This project implements a Retrieval-Augmented Generation (RAG) system that allows users to interact with the LPrint C/C++ codebase in natural language. By combining chunking, embeddings, and a conversational interface, it enables developers to query the code, understand its structure, and get explanations directly from an AI assistant.
🚀 Features
Code Chunking – Splits large source files into manageable text segments.
Embeddings – Generates vector representations of code chunks for semantic search.
RAG Pipeline – Retrieves relevant chunks based on user queries and augments the LLM response.
Interactive Chat – Provides a chatbot-style interface to ask questions about the repository.

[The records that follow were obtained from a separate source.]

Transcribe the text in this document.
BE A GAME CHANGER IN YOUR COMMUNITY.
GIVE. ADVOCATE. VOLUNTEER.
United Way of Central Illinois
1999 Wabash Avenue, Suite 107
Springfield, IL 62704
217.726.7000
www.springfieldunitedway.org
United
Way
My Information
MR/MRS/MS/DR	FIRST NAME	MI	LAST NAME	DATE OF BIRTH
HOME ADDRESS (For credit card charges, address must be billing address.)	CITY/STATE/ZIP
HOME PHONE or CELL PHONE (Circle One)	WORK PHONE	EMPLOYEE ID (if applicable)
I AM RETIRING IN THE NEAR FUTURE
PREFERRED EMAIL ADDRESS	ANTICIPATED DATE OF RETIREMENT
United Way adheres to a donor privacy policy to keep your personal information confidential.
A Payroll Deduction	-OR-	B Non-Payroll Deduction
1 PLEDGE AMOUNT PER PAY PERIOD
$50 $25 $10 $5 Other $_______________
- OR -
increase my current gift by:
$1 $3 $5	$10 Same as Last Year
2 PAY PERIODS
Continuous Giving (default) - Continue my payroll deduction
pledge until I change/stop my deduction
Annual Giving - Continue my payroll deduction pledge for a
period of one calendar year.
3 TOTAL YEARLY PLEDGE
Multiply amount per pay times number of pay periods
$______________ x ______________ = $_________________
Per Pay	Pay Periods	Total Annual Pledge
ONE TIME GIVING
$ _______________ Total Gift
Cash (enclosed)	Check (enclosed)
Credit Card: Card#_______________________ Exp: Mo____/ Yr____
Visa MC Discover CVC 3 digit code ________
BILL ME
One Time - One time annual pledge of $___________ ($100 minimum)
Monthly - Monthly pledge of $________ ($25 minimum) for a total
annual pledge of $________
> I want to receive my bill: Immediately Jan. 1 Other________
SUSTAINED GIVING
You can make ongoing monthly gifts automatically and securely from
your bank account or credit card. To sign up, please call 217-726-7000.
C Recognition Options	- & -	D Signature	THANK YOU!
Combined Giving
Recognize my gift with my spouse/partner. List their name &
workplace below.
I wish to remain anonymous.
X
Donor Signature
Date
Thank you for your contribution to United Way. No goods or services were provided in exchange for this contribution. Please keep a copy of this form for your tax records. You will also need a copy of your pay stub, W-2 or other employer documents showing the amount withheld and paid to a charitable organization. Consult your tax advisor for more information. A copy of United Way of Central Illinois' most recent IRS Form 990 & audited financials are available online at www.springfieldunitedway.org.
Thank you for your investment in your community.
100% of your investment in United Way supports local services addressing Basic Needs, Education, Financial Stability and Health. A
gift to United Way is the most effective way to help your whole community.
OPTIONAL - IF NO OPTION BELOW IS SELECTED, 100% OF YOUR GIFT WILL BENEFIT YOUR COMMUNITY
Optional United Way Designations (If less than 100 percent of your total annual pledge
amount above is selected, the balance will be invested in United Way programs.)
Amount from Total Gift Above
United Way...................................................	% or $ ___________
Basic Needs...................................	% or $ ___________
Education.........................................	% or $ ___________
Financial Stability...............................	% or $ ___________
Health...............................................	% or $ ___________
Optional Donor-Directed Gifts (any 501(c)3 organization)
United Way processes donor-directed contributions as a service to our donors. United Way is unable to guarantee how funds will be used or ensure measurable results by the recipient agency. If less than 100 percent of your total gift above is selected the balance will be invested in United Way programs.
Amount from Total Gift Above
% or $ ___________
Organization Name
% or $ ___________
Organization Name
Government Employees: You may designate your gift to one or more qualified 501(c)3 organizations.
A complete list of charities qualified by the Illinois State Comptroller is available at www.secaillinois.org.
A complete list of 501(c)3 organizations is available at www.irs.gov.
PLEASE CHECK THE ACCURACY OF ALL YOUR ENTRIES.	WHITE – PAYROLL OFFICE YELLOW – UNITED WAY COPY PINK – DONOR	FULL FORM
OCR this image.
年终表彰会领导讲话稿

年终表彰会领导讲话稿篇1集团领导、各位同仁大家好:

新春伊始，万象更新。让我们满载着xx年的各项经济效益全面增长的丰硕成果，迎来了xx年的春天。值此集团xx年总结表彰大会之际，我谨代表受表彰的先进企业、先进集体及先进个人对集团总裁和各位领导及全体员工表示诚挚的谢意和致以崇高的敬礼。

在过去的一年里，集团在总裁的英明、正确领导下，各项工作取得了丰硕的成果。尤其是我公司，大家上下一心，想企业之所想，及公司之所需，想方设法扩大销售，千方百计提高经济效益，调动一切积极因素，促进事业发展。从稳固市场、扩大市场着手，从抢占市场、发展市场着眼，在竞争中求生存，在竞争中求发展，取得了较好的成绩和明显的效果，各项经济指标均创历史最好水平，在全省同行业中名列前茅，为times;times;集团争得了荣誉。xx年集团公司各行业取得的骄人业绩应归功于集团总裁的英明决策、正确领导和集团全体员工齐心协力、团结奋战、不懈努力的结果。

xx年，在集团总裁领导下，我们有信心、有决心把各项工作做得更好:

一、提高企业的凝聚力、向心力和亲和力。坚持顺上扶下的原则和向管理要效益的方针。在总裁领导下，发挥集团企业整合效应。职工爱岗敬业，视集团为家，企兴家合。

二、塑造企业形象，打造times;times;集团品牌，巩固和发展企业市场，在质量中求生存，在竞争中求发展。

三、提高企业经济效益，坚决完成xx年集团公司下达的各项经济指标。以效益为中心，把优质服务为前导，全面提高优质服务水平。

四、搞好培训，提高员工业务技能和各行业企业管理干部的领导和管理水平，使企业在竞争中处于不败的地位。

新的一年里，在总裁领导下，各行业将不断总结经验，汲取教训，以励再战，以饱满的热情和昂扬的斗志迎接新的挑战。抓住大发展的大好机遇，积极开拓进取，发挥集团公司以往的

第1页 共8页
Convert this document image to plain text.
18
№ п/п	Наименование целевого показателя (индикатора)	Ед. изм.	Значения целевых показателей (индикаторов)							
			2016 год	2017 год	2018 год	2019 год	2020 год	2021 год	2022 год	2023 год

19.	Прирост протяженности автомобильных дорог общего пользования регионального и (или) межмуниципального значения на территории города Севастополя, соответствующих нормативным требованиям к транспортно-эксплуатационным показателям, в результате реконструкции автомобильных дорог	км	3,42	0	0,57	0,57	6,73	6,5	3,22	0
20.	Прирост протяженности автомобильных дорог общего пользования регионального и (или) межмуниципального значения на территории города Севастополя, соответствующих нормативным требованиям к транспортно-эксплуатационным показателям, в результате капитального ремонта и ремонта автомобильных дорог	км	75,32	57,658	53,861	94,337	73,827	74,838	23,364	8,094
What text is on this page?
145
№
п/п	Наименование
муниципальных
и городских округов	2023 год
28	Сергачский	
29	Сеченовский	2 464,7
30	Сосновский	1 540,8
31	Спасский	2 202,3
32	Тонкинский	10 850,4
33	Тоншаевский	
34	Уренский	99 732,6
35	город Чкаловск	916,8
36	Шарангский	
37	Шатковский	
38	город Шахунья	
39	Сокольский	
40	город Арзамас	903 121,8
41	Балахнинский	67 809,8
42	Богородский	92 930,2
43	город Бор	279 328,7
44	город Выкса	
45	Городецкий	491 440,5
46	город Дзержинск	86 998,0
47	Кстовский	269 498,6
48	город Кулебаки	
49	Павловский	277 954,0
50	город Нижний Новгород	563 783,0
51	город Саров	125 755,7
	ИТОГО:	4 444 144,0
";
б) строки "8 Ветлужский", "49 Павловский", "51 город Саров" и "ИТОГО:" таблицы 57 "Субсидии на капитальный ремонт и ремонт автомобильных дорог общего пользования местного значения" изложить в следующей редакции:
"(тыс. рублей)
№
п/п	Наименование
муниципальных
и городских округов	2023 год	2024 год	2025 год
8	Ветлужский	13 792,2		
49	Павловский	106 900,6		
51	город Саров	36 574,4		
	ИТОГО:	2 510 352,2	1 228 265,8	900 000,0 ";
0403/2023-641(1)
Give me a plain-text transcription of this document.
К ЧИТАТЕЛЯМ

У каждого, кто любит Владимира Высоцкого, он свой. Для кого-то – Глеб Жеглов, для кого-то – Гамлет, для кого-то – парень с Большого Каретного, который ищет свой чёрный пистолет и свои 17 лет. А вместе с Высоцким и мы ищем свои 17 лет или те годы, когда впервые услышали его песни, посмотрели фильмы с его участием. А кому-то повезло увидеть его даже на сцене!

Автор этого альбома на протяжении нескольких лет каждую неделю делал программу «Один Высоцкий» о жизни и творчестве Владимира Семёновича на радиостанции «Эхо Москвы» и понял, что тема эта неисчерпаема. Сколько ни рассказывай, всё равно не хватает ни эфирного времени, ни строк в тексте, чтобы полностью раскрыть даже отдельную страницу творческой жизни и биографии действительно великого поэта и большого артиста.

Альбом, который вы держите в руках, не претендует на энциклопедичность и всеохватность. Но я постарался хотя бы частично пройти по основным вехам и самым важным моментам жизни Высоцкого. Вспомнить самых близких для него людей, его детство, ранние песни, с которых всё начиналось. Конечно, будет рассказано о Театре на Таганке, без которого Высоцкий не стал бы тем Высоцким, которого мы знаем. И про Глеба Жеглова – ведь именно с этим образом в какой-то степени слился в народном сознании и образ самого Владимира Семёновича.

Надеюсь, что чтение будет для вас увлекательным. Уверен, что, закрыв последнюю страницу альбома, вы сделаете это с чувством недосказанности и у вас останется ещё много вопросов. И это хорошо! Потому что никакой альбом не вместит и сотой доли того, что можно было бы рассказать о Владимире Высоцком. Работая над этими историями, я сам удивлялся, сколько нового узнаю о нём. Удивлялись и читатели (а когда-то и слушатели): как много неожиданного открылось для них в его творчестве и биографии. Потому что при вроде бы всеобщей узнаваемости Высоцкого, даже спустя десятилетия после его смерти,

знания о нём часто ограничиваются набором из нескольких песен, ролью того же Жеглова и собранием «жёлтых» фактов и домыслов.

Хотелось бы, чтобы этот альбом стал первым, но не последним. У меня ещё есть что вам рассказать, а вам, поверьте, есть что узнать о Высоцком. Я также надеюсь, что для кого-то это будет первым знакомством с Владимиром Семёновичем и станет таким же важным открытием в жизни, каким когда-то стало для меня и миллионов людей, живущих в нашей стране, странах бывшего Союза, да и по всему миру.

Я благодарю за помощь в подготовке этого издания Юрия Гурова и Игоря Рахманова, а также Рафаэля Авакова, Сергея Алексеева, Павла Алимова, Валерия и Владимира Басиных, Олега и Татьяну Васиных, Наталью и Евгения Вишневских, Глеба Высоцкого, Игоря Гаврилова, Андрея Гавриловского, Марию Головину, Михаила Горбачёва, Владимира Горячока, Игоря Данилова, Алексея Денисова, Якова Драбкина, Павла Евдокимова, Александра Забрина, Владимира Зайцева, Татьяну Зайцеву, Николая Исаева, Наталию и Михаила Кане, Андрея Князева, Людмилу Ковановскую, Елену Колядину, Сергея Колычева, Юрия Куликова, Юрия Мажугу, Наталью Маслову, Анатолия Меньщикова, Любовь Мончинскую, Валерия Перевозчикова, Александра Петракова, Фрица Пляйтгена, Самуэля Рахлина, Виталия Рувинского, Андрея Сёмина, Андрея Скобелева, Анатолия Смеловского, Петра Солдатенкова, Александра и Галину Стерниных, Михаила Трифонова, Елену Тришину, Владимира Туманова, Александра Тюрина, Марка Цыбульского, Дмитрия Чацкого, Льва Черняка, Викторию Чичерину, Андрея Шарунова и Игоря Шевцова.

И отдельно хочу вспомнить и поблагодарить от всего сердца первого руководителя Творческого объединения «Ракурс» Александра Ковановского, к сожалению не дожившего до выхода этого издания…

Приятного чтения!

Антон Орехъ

Preprocessed Data – Includes stored embeddings (.npy) and JSON mappings for quick setup.
📂 Project Structure
app.py → Main application entry point
chat_with_lprint.py → Chat interface with RAG integration
chunk_lprint_code.py → Splits code into chunks
embed_chunks.py → Generates embeddings for code chunks
lprint_chunks.json / lprint_texts.json / lprint_embeddings.npy → Preprocessed dataset files
requirements.txt → Dependencies list
README.md → Documentation
LICENSE → License information
🔧 Tech Stack
Python 3
LangChain (for RAG pipeline)
ChromaDB (vector database for embeddings)
Ollama / TinyLlama (LLM for code Q&A)
📌 Use Case
This project is useful for:
Developers trying to understand large C/C++ repositories.
Students learning how to integrate RAG with codebases.
Building interactive assistants for open-source projects.